In fact, the study found that adding even one woman can make a material difference given the critical role top executives play in shaping the business and culture of their company.
Added Bonus: Diverse Leadership Might Decrease Sexual or Race-Based (or other) Harassment
Let’s take for a minute what we know about unlawful harassment.
We know that organizations that tolerate offensive behavior typically have far greater problems with sexual harassment.
Remember, I told you here that scientific studies show that organizational “tolerance” is the single most powerful factor in determining whether sexual harassment will occur. One University of Michigan professor of psychology shared these studies:
[T]he scientific community widely recognizes that it is organizational conditions, rather than individual characteristics, that most powerfully predict sexual harassment. Organizations characterized by (1) a skewed gender ratio, such that most employees are male, (2) job duties and tasks that are historically masculine in nature, and (3) organizational tolerance of offensive behavior typically have far greater problems with sexual harassment.

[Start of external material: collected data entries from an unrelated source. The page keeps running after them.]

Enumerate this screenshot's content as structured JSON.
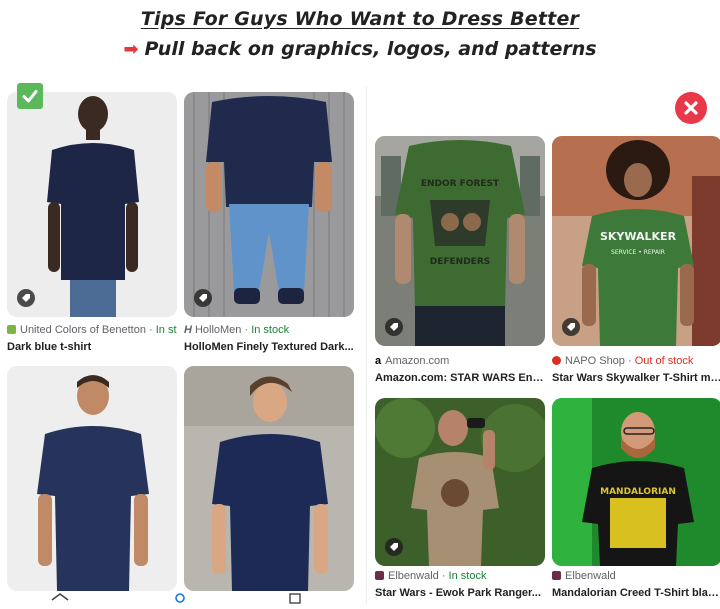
{
  "headline": {
    "line1": "Tips For Guys Who Want to Dress Better",
    "line2": "Pull back on graphics, logos, and patterns"
  },
  "badges": {
    "good": "check-icon",
    "bad": "close-icon"
  },
  "left_cards": [
    {
      "source": "United Colors of Benetton",
      "stock": "In st",
      "title": "Dark blue t-shirt"
    },
    {
      "source": "HolloMen",
      "stock": "In stock",
      "title": "HolloMen Finely Textured Dark..."
    },
    {
      "source": "",
      "stock": "",
      "title": ""
    },
    {
      "source": "",
      "stock": "",
      "title": ""
    }
  ],
  "right_cards": [
    {
      "source": "Amazon.com",
      "stock": "",
      "title": "Amazon.com: STAR WARS Endo..."
    },
    {
      "source": "NAPO Shop",
      "stock": "Out of stock",
      "title": "Star Wars Skywalker T-Shirt mal..."
    },
    {
      "source": "Elbenwald",
      "stock": "In stock",
      "title": "Star Wars - Ewok Park Ranger..."
    },
    {
      "source": "Elbenwald",
      "stock": "",
      "title": "Mandalorian Creed T-Shirt blac..."
    }
  ],
  "shirt_prints": {
    "endor_top": "ENDOR FOREST",
    "endor_bottom": "DEFENDERS",
    "skywalker": "SKYWALKER",
    "skywalker_sub": "SERVICE • REPAIR",
    "mandalorian": "MANDALORIAN"
  },
  "colors": {
    "in_stock": "#188038",
    "out_of_stock": "#d93025",
    "ok": "#5bb85b",
    "bad": "#e8384a"
  }
}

Additionally, my partner Rich Cohen wrote about the scientifically-proven significance of organizational climate noting that a major study from the National Academies of Sciences, Engineering said that “the strongest, most potent predictor of sexual harassment is essentially the culture of the company ― what the researchers call ‘organizational climate.’”
Employer Takeaways
We’ll see what the SEC has to say about NASDAQ’s request. From an employment law POV, as we’ve said time and again: people follow the leader. Not all leaders look the same and bring the same backgrounds and experience to the job. Diversity in leadership just might unite the entire workforce as employees see folks who look like them, too, represented in leadership. They might just feel more included.
Plus, if the studies are right, companies stand to profit from making this change.
It seems NASDAQ may be onto something.